Our in vitro studies indicate that the mechanistic basis for HDACI and PI3KI action is likely to be tumour cell type-specific. For instance, different combination treatments involving HDACIs have been shown to modulate the PI3K-AKT and MAPK pathways (Rahmani et al, 2003a, 2005; Yu et al, 2005; Gao et al, 2006). Rahmani et al (2003b) demonstrated that inhibition of PI3K sensitised human leukaemia cells to various HDACIs. Interestingly, in this model HDACI treatment caused AKT activation and the cytotoxic sensitisation caused by HDACI/LY combination treatments were mediated through inactivation of MAPK, rather than AKT inhibition. In contrast, in our experimental model, inhibition of ERK activity following U0126 treatment in combination with vorinostat did not induce cell death. Also, in contrast to leukaemia cells, vorinostat did not cause activation of AKT in HNSCC cells in vitro or in vivo. Thus, the mechanism of action of drugs such as PI3KIs and HDACIs are likely to differ between tumour cell models.

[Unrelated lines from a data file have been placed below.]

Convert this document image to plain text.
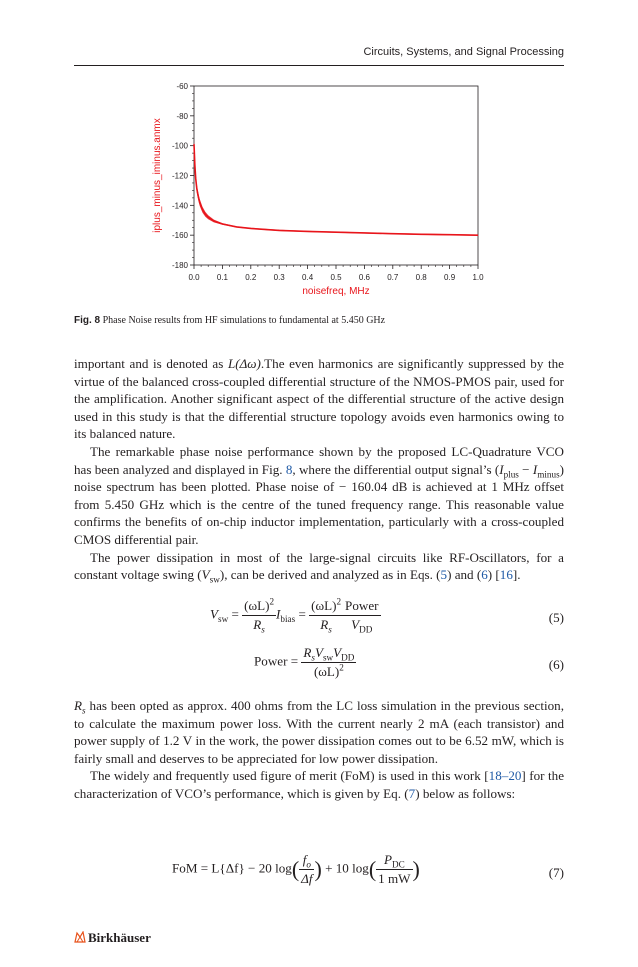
Circuits, Systems, and Signal Processing
-60
-80
-100
-120
-140
-160
-180
0.0 0.1 0.2 0.3 0.4 0.5 0.6 0.7 0.8 0.9 1.0
noisefreq, MHz
iplus_minus_iminus.anmx
Fig. 8 Phase Noise results from HF simulations to fundamental at 5.450 GHz

important and is denoted as L(Δω).The even harmonics are significantly suppressed by the virtue of the balanced cross-coupled differential structure of the NMOS-PMOS pair, used for the amplification. Another significant aspect of the differential structure of the active design used in this study is that the differential structure topology avoids even harmonics owing to its balanced nature.

The remarkable phase noise performance shown by the proposed LC-Quadrature VCO has been analyzed and displayed in Fig. 8, where the differential output signal’s $(I_{plus} - I_{minus})$ noise spectrum has been plotted. Phase noise of − 160.04 dB is achieved at 1 MHz offset from 5.450 GHz which is the centre of the tuned frequency range. This reasonable value confirms the benefits of on-chip inductor implementation, particularly with a cross-coupled CMOS differential pair.

The power dissipation in most of the large-signal circuits like RF-Oscillators, for a constant voltage swing $(V_{sw})$, can be derived and analyzed as in Eqs. (5) and (6) [16].

$V_{sw} = \frac{(\omega L)^2}{R_s} I_{bias} = \frac{(\omega L)^2}{R_s} \frac{\text{Power}}{V_{DD}}$	(5)
Power = $\frac{R_sV_{sw}V_{DD}}{(\omega L)^2}$	(6)

$R_s$ has been opted as approx. 400 ohms from the LC loss simulation in the previous section, to calculate the maximum power loss. With the current nearly 2 mA (each transistor) and power supply of 1.2 V in the work, the power dissipation comes out to be 6.52 mW, which is fairly small and deserves to be appreciated for low power dissipation.

The widely and frequently used figure of merit (FoM) is used in this work [18–20] for the characterization of VCO’s performance, which is given by Eq. (7) below as follows:

FoM = L{Δf} − 20 $\log( \frac{f_o}{\Delta f}$ ) + 10 $\log( \frac{P_{DC}}{1 mW}$ )	(7)
Birkhäuser
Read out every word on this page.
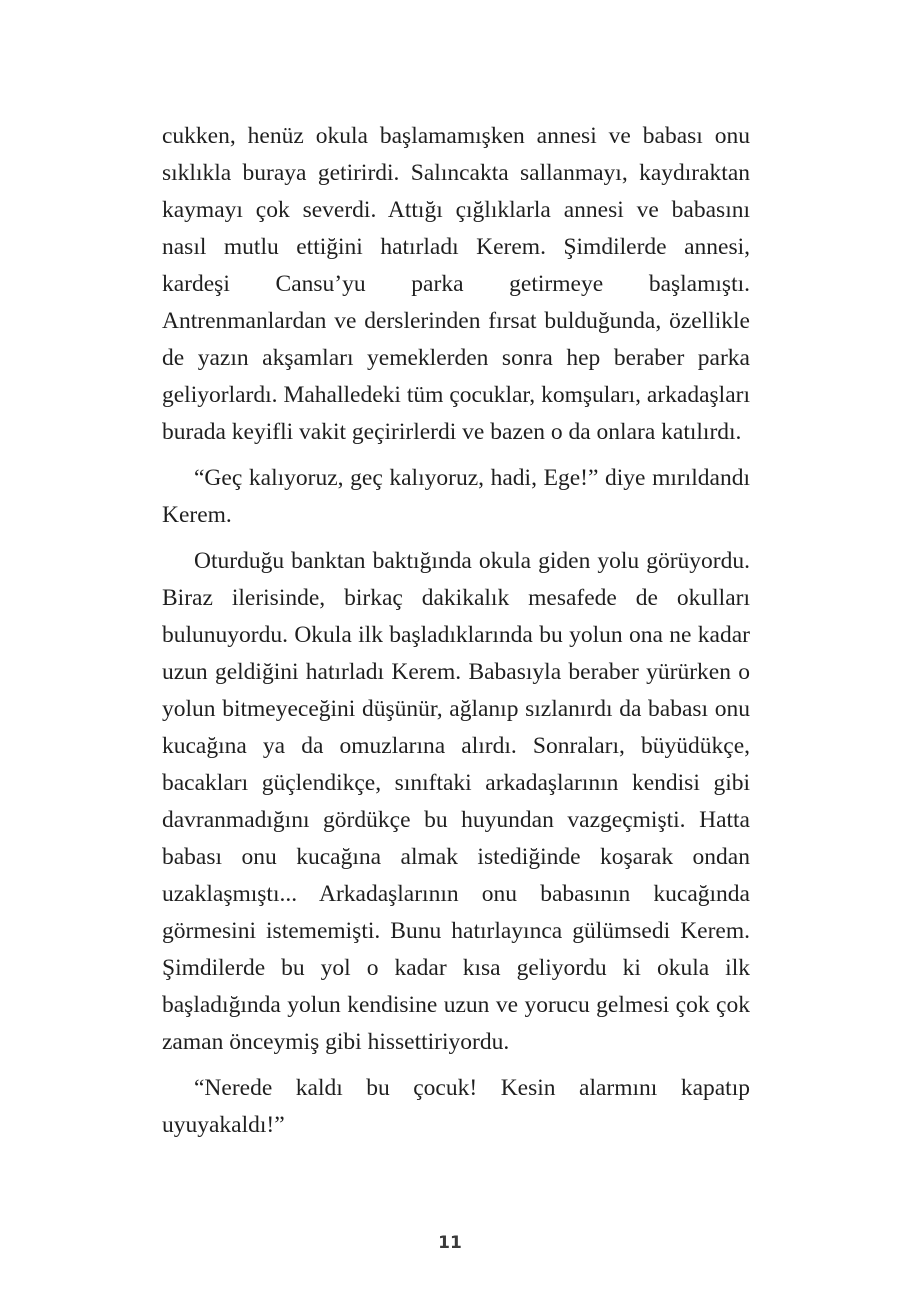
cukken, henüz okula başlamamışken annesi ve babası onu sıklıkla buraya getirirdi. Salıncakta sallanmayı, kaydıraktan kaymayı çok severdi. Attığı çığlıklarla annesi ve babasını nasıl mutlu ettiğini hatırladı Kerem. Şimdilerde annesi, kardeşi Cansu’yu parka getirmeye başlamıştı. Antrenmanlardan ve derslerinden fırsat bulduğunda, özellikle de yazın akşamları yemeklerden sonra hep beraber parka geliyorlardı. Mahalledeki tüm çocuklar, komşuları, arkadaşları burada keyifli vakit geçirirlerdi ve bazen o da onlara katılırdı.

“Geç kalıyoruz, geç kalıyoruz, hadi, Ege!” diye mırıldandı Kerem.

Oturduğu banktan baktığında okula giden yolu görüyordu. Biraz ilerisinde, birkaç dakikalık mesafede de okulları bulunuyordu. Okula ilk başladıklarında bu yolun ona ne kadar uzun geldiğini hatırladı Kerem. Babasıyla beraber yürürken o yolun bitmeyeceğini düşünür, ağlanıp sızlanırdı da babası onu kucağına ya da omuzlarına alırdı. Sonraları, büyüdükçe, bacakları güçlendikçe, sınıftaki arkadaşlarının kendisi gibi davranmadığını gördükçe bu huyundan vazgeçmişti. Hatta babası onu kucağına almak istediğinde koşarak ondan uzaklaşmıştı... Arkadaşlarının onu babasının kucağında görmesini istememişti. Bunu hatırlayınca gülümsedi Kerem. Şimdilerde bu yol o kadar kısa geliyordu ki okula ilk başladığında yolun kendisine uzun ve yorucu gelmesi çok çok zaman önceymiş gibi hissettiriyordu.

“Nerede kaldı bu çocuk! Kesin alarmını kapatıp uyuyakaldı!”

11
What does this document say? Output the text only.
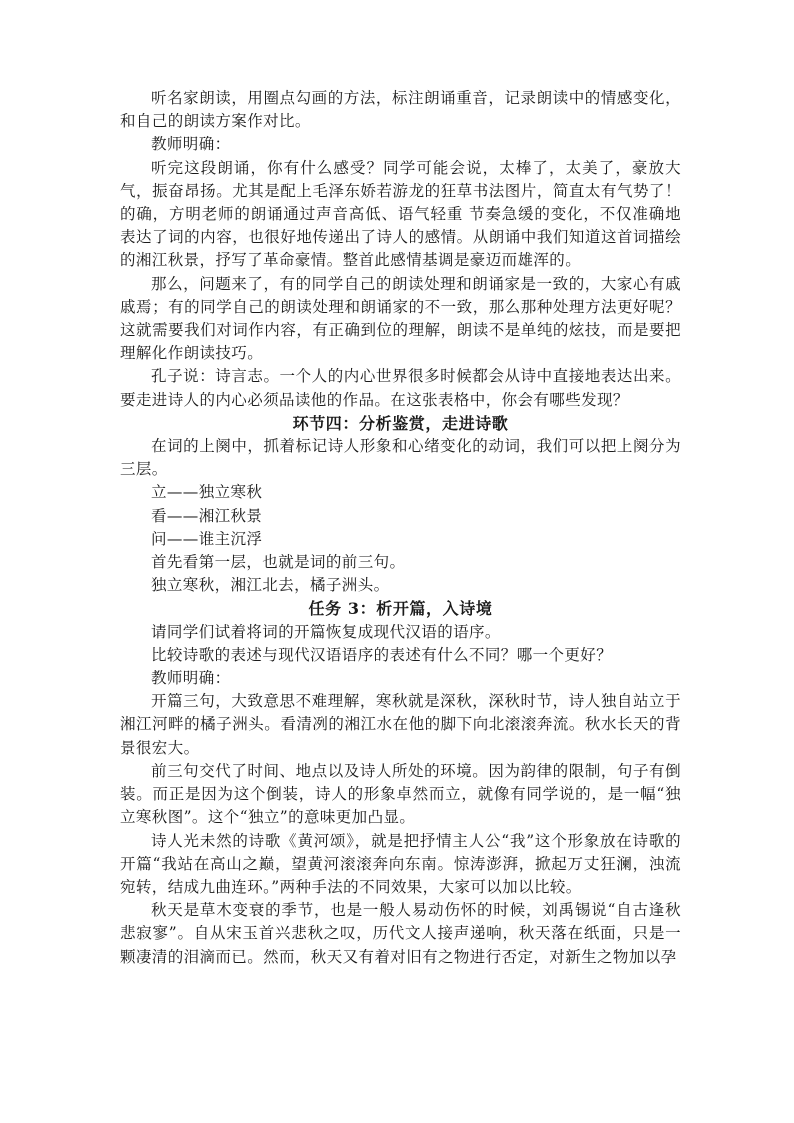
听名家朗读，用圈点勾画的方法，标注朗诵重音，记录朗读中的情感变化，和自己的朗读方案作对比。

教师明确：

听完这段朗诵，你有什么感受？同学可能会说，太棒了，太美了，豪放大气，振奋昂扬。尤其是配上毛泽东娇若游龙的狂草书法图片，简直太有气势了！的确，方明老师的朗诵通过声音高低、语气轻重 节奏急缓的变化，不仅准确地表达了词的内容，也很好地传递出了诗人的感情。从朗诵中我们知道这首词描绘的湘江秋景，抒写了革命豪情。整首此感情基调是豪迈而雄浑的。

那么，问题来了，有的同学自己的朗读处理和朗诵家是一致的，大家心有戚戚焉；有的同学自己的朗读处理和朗诵家的不一致，那么那种处理方法更好呢？这就需要我们对词作内容，有正确到位的理解，朗读不是单纯的炫技，而是要把理解化作朗读技巧。

孔子说：诗言志。一个人的内心世界很多时候都会从诗中直接地表达出来。要走进诗人的内心必须品读他的作品。在这张表格中，你会有哪些发现？

环节四：分析鉴赏，走进诗歌

在词的上阕中，抓着标记诗人形象和心绪变化的动词，我们可以把上阕分为三层。

立——独立寒秋

看——湘江秋景

问——谁主沉浮

首先看第一层，也就是词的前三句。

独立寒秋，湘江北去，橘子洲头。

任务 3：析开篇，入诗境

请同学们试着将词的开篇恢复成现代汉语的语序。

比较诗歌的表述与现代汉语语序的表述有什么不同？哪一个更好？

教师明确：

开篇三句，大致意思不难理解，寒秋就是深秋，深秋时节，诗人独自站立于湘江河畔的橘子洲头。看清冽的湘江水在他的脚下向北滚滚奔流。秋水长天的背景很宏大。

前三句交代了时间、地点以及诗人所处的环境。因为韵律的限制，句子有倒装。而正是因为这个倒装，诗人的形象卓然而立，就像有同学说的，是一幅“独立寒秋图”。这个“独立”的意味更加凸显。

诗人光未然的诗歌《黄河颂》，就是把抒情主人公“我”这个形象放在诗歌的开篇“我站在高山之巅，望黄河滚滚奔向东南。惊涛澎湃，掀起万丈狂澜，浊流宛转，结成九曲连环。”两种手法的不同效果，大家可以加以比较。

秋天是草木变衰的季节，也是一般人易动伤怀的时候，刘禹锡说“自古逢秋悲寂寥”。自从宋玉首兴悲秋之叹，历代文人接声递响，秋天落在纸面，只是一颗凄清的泪滴而已。然而，秋天又有着对旧有之物进行否定，对新生之物加以孕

In the present study, we show that the cytocidal effects of HDACIs and PI3KIs involve overlap between AKT-dependent and AKT-independent pathways. With regards to AKT-dependent cytotoxicity we showed that HDACIs induce cell death in HNSCC cell lines that was associated with a modest downregulation of AKT in SCC25 cells. Addition of a PI3KI to the HDACI enhanced cytotoxicity markedly and resulted in a profound, persistent and total ablation of AKT phosphorylation during the 24-h treatment period. In contrast, HKs failed to show persistent inhibition of AKT in response to PI3KI+HDACI and were insensitive to the cytocidal actions of the combination. Finally, enforced expression of constitutively active myr-AKT significantly attenuated cell death induced by HDACI/PI3KI treatment in SCC25 cells indicating that AKT inhibition contributes, at least in part, to the cytocidal action of this combination.

Although AKT inhibition clearly contributes to the HDACI and PI3KI-mediated cytotoxicity, it cannot explain all the cytocidal effects observed in this study. For instance, increased cytotoxicity was observed in response to HDACI or PI3KI treatment despite them being used individually at maximal doses in vitro. This indicates that the combination activates multiple independent cytotoxic pathways and that AKT inhibition may be required, but not sufficient, to invoke a complete cytotoxic response.